Cast: Earth 295 versions of Remy’Gambit‘ Lebeau, Lila Cheney, Guido Carosella, Jubilation ‘Jubilee’ Lee, Alison ‘Dazzler’ Blaire, Paris ‘Exodus’ Bennett, Charles Lenscherr, Julio Esteban Richter and En Sabah Nur.
Plot: Gambit and his team return to Earth and find chaos in the wake of Apocalypse’s attack on the X-Men’s base. Jubilee has both a shard of the M’Kraan Crystal and also Magneto’s son Charles. She’s running through the tunnels. Elsewhere in the tunnels are Gambit and Lila being chased by Richter and in a third location Exodus and Dazzler have arrived to find out what’s happened. Jubilee is cornered by Guido, who it appears has switched allegiances to Apocalypse’s side after being caught a while back, he also admits to destroying the mechanical being Nanny. He is happy to betray Gambit to save the rest of them, taking the baby and crystal from Jubilee. Gambit and Lila continue to evade Richter, who throughout this issue has been relaying these events to Apocalypse. Finding themselves in a large underground cavern, Gambit and Lila find Guido, with the baby and crystal. Richter arrives to point out the betrayal and how only Gambit has been screwed, but Richter using his vibratory powers to bury all of them. Guido holds up the whole cavern, giving everyone else the chance to run. Problem is, Lila is hurt, Gambit can take the baby and crystal from Guido, or get Lila out. He chooses Lila.
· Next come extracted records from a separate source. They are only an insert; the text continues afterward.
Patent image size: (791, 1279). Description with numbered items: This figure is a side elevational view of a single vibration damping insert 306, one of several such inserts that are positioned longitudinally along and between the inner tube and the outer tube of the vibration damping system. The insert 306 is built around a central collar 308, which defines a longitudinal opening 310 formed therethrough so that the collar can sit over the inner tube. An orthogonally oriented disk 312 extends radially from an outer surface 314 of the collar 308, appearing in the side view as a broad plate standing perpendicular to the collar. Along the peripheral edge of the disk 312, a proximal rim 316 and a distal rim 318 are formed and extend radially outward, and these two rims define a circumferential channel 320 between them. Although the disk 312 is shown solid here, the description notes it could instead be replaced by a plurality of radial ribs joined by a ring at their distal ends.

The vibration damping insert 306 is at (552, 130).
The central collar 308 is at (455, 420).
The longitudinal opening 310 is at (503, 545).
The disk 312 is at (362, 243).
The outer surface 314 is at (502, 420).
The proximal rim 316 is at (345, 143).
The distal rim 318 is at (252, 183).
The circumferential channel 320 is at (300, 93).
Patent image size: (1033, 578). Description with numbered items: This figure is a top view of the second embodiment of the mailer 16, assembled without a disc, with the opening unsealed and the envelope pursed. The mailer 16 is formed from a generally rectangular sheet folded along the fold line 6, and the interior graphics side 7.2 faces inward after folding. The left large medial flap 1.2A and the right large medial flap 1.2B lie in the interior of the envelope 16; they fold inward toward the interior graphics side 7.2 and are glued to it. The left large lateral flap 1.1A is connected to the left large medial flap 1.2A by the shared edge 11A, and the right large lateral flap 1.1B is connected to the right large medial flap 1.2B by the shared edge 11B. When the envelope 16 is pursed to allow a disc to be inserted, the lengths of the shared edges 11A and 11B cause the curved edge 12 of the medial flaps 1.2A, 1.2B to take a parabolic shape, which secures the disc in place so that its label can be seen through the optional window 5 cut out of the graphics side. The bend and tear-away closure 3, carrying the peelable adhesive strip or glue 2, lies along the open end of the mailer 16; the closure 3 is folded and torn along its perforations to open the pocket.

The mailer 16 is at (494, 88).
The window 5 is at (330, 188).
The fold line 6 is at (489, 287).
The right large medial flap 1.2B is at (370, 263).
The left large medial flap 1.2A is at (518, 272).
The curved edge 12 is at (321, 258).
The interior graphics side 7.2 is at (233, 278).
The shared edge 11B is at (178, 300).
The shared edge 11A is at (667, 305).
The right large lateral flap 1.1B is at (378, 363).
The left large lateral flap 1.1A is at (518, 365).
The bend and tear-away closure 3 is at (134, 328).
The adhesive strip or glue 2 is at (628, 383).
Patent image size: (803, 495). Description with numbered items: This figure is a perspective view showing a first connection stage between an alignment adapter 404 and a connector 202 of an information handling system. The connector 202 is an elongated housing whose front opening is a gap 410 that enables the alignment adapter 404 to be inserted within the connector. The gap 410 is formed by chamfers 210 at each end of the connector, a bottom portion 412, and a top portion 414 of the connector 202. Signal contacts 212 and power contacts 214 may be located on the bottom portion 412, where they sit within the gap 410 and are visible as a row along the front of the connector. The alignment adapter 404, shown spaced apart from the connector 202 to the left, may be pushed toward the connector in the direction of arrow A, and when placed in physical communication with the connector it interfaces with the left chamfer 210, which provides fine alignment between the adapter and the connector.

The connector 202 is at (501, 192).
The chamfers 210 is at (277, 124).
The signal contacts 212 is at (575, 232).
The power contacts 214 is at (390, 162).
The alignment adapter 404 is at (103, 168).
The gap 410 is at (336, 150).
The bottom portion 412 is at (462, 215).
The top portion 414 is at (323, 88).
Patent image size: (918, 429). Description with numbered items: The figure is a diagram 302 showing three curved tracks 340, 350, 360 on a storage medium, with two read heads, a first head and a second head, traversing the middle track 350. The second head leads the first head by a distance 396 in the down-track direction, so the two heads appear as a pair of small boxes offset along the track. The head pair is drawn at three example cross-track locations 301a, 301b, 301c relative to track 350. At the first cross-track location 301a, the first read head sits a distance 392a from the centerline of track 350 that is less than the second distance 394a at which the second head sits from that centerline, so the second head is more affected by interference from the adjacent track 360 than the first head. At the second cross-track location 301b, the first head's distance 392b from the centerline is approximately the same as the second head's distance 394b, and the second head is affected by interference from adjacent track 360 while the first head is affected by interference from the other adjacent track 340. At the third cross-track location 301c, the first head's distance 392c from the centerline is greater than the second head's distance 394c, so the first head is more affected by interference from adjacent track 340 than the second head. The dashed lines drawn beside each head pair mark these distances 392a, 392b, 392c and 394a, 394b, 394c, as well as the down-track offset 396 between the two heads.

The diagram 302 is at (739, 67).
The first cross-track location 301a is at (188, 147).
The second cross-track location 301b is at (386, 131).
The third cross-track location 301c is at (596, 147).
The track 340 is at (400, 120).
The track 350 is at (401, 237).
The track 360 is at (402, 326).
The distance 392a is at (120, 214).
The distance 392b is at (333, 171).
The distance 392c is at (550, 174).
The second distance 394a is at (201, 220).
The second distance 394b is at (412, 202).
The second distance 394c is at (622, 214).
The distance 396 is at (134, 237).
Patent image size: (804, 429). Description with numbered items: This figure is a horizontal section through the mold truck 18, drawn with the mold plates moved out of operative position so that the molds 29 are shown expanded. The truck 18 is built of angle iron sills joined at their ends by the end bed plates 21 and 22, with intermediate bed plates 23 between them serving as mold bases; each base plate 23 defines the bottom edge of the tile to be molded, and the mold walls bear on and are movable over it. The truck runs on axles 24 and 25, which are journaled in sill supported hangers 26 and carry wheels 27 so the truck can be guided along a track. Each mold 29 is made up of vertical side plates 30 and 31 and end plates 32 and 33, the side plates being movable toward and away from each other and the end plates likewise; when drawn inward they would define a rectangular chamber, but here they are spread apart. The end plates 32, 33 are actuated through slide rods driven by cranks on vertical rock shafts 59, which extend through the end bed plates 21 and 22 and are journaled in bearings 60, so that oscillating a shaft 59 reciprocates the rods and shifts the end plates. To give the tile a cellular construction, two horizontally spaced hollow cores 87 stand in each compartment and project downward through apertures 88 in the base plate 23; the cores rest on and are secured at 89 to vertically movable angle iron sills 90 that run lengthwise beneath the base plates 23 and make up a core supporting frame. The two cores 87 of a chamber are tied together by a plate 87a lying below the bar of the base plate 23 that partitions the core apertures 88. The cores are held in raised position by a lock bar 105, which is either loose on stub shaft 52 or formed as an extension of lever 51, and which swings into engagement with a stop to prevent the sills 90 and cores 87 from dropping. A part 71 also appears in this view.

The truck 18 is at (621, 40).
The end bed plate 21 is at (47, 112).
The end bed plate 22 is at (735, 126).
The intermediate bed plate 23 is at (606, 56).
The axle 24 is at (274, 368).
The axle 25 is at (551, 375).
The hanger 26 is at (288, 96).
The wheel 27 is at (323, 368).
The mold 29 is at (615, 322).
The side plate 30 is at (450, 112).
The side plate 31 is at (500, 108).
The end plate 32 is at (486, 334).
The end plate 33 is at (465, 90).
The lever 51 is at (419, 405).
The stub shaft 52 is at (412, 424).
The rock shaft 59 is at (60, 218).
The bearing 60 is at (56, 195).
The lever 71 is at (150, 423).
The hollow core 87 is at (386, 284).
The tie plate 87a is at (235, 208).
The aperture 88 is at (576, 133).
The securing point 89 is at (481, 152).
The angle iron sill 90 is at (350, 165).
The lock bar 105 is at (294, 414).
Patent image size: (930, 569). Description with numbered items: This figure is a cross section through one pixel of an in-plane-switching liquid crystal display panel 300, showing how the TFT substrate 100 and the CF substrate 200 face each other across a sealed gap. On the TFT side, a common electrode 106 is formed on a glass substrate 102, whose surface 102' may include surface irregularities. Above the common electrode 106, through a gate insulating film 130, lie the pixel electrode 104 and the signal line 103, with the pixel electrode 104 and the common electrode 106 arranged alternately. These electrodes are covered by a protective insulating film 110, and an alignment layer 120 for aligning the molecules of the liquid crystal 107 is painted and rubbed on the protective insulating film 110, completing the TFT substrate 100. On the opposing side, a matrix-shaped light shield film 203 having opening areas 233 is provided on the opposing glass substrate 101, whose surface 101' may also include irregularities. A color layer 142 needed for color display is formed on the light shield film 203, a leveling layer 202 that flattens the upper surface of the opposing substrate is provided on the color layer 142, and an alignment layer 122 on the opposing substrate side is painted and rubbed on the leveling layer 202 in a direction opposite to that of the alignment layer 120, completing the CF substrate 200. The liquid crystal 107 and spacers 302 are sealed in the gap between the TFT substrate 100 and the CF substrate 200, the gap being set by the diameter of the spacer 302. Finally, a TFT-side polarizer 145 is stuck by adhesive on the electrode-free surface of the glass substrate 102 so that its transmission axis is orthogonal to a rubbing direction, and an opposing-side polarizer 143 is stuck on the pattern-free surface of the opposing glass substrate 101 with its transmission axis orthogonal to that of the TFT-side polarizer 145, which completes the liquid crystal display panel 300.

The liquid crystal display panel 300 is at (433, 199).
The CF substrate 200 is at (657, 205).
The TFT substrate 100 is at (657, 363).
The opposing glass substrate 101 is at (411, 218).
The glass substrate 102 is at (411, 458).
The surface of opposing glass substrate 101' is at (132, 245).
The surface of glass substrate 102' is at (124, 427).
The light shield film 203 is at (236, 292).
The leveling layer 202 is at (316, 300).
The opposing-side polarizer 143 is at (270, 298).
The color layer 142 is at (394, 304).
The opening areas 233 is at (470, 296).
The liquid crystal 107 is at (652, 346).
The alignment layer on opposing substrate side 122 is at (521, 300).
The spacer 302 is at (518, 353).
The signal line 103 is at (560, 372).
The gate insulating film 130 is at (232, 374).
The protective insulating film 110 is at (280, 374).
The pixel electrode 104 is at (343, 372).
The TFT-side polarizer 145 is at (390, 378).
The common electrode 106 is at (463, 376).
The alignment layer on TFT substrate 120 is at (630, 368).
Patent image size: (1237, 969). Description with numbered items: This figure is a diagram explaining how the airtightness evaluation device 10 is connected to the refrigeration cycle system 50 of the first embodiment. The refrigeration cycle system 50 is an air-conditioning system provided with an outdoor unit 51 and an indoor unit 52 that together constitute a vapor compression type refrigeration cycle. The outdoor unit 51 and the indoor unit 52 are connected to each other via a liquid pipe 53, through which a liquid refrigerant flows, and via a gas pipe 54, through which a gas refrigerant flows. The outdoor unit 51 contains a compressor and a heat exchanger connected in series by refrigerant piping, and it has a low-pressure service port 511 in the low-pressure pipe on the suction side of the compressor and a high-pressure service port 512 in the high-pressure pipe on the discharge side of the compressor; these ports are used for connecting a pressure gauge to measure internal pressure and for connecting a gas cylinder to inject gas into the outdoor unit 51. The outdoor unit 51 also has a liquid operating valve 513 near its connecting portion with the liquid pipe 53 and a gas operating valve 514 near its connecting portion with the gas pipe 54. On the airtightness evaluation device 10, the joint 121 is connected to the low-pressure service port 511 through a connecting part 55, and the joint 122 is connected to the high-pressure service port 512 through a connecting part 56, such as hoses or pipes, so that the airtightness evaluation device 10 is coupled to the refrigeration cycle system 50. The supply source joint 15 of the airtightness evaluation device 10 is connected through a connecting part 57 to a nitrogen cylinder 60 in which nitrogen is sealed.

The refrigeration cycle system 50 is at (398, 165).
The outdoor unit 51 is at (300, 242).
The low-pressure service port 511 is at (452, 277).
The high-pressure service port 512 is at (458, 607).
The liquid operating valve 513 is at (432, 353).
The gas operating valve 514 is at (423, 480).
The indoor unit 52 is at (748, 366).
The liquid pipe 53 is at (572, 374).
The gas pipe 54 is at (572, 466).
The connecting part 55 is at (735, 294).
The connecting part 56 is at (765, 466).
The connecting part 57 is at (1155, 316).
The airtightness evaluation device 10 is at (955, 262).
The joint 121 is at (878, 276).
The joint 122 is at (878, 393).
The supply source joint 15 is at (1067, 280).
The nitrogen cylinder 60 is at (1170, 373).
After the collapse, Richter finishes his report to Apocalypse, believing Gambit dead, but Apocalypse didn’t want Gambit, he wanted Charles and the M’Kraan crystal and he kills Richter for his failure and lack of judgement. He turns to face Guido who provided the missing child and gem to Apocalypse, who now has all he needs.
Exodus and Dazzler, searching through the ruins of their home find Gambit and Lila who inform them that the crystal is is on Earth and both it and Charles are in the hands of Apocalypse. Gambit is left with the knowledge that he made a choice that may destroy everything.
Notes: The weakest of the four mini-series comes to an end in a very strange manner. The opening puts the reader a few pages behind and I kept wondering if I had missed where they arrived and Guido attacked Nanny. With that gap in information, it was hard to keep connected to the story as it started This issue seems primarily to set up the pieces for X-Men: Omega and apart from Gambit choices Lila over the right thing, nothing of consequence in it. Of all the 8 primary mini-series, this is the one I’ll miss the least.
Verdict: Writing – 2 out of 5 – It is a mix of in media res and the breakdown writing tools. We get to see the aftermath of Guido’s betrayal and the destruction of Nanny, but the never the events, so I felt like I’d missed stuff and the post game report added to that disquiet, rather than dispelled it, it was not a great way to end a not great series.
Art: 3 out of 5 – While we still get the garish colouring, the pencils are a massive improvement. Salvador Larocca delivers solid pencils and consistent story-telling, but it doesn’t stop this being a bit of a false starter.
Overall: 5/10 – This could have been better, or it could have been not existed and I think either of those would be preferable to this. I may miss some Age of Apocalypse titles, this is not one of them.